On Tuesday evening at Unite Scotland’s HQ in Glasgow the two candidates for leader of the Labour Party in Scotland, Richard Leonard MSP and Anas Sarwar MSP, spoke at one of the first hustings to take place in Scotland.

Following the hustings and debate at Unite’s Scottish Executive Committee today (Wednesday 20th September) the union decided overwhelmingly to nominate Richard Leonard for leader.
Scottish Secretary Pat Rafferty said: “This election is not simply about who will be the next leader of the Labour Party in Scotland. It is actually about the future of the Labour Party here. We believe that across the UK Labour now has a political agenda for radical change. We need a leader in Scotland to match that commitment to real socialist change. We believe that Richard Leonard is the candidate with the experience and commitment to deliver that.”
At the launch of his leadership bid Richard Leonard spoke of people in Scotland being “hungry for change”. He also put forward a bold manifesto for change, including stringent rent controls to protect the poor against money-grubbing landlords and called for an industrial strategy which would embrace the public ownership of the railways and the Royal Mail. These are policies which have long been part of Unite’s general political manifesto.

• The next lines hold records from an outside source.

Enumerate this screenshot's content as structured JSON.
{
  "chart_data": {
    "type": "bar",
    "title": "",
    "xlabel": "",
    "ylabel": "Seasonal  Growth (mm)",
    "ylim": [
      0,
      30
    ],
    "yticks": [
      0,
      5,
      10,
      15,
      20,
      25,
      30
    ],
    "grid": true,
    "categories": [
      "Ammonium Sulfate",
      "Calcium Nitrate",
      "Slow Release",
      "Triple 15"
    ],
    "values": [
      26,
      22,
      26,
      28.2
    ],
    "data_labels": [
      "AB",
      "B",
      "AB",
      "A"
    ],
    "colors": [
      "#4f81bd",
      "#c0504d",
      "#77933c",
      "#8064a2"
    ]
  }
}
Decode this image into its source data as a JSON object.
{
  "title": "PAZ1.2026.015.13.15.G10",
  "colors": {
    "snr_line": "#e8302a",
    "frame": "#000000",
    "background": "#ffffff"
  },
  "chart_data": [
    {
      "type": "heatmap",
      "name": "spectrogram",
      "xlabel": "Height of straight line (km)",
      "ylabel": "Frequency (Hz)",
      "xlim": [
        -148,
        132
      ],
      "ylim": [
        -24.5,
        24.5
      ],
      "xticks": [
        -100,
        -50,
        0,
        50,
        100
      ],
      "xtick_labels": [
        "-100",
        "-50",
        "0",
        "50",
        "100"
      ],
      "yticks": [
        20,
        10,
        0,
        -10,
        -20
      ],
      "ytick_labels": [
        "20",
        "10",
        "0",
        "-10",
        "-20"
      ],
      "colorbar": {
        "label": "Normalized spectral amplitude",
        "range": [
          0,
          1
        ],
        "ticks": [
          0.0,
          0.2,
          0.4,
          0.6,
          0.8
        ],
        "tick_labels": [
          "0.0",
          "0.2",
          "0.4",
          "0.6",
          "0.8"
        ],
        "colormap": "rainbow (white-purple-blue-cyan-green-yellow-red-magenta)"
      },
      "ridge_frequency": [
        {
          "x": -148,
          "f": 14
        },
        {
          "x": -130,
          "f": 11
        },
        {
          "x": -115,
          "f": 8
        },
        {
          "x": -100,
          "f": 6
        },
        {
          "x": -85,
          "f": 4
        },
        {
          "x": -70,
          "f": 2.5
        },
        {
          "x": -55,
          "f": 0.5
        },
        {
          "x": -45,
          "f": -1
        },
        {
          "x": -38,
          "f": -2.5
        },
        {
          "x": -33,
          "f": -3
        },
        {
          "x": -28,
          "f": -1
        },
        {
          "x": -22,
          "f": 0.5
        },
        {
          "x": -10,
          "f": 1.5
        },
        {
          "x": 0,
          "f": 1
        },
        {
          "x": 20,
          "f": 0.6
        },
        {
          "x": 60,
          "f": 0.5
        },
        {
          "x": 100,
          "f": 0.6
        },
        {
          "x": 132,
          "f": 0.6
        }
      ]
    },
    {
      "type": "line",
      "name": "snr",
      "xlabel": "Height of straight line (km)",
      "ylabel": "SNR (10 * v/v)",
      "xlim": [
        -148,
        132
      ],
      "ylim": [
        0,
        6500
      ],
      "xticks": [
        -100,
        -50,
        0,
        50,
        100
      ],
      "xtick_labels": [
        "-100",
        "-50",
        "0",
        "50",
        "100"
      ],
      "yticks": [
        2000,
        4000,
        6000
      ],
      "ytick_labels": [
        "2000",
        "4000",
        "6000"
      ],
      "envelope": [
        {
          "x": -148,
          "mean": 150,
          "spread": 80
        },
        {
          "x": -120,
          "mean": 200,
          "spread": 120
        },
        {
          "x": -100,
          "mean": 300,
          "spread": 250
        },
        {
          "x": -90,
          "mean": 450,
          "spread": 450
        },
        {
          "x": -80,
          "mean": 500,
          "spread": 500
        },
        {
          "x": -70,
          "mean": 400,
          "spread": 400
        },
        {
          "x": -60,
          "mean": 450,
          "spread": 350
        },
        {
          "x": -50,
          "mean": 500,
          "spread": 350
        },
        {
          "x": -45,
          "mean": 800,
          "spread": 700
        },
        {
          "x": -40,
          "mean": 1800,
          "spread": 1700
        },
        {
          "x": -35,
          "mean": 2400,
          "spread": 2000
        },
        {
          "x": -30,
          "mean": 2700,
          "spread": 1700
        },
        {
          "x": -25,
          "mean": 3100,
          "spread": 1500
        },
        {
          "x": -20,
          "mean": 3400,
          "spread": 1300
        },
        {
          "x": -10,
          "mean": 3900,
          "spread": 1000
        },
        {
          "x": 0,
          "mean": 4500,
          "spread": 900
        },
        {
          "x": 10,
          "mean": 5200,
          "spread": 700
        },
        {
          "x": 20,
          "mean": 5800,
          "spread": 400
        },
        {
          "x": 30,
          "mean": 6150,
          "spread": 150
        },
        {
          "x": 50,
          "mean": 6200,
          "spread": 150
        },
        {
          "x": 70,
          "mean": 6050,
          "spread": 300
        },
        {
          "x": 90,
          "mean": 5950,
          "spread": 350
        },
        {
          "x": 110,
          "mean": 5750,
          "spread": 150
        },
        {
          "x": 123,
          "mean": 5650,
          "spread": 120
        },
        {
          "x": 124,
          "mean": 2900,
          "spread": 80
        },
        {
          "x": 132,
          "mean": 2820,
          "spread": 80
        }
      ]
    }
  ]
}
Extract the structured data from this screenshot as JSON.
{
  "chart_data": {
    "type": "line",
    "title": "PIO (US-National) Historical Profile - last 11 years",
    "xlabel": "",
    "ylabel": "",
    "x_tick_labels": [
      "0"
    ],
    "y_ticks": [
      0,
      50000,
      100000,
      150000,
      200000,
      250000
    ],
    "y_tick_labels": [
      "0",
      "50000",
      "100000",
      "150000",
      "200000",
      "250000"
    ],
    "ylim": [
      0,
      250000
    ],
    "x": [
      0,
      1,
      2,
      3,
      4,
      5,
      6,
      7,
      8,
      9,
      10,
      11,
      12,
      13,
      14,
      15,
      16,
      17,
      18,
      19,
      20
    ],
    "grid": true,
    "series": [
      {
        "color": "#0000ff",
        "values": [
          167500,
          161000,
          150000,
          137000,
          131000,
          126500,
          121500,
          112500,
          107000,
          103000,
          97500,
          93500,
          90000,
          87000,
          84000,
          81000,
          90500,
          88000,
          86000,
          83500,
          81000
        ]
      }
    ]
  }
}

Scot Walker, Chair of Unite Scotland, said “We want Labour to take the radical socialist road in Scotland. We support Richard Leonard because we believe he would take us on that journey. We urge Unite members to follow our lead and vote for Richard in the coming election.”
The union also urged those Unite members who are not already Labour Party members or registered as Affiliated Supporters of the Labour Party to sign up before the deadline of 9th October to participate and vote in the leadership election. Pat Rafferty said “Unite members must make our voice heard in this great contest about the future of our Party and the future of Scotland”.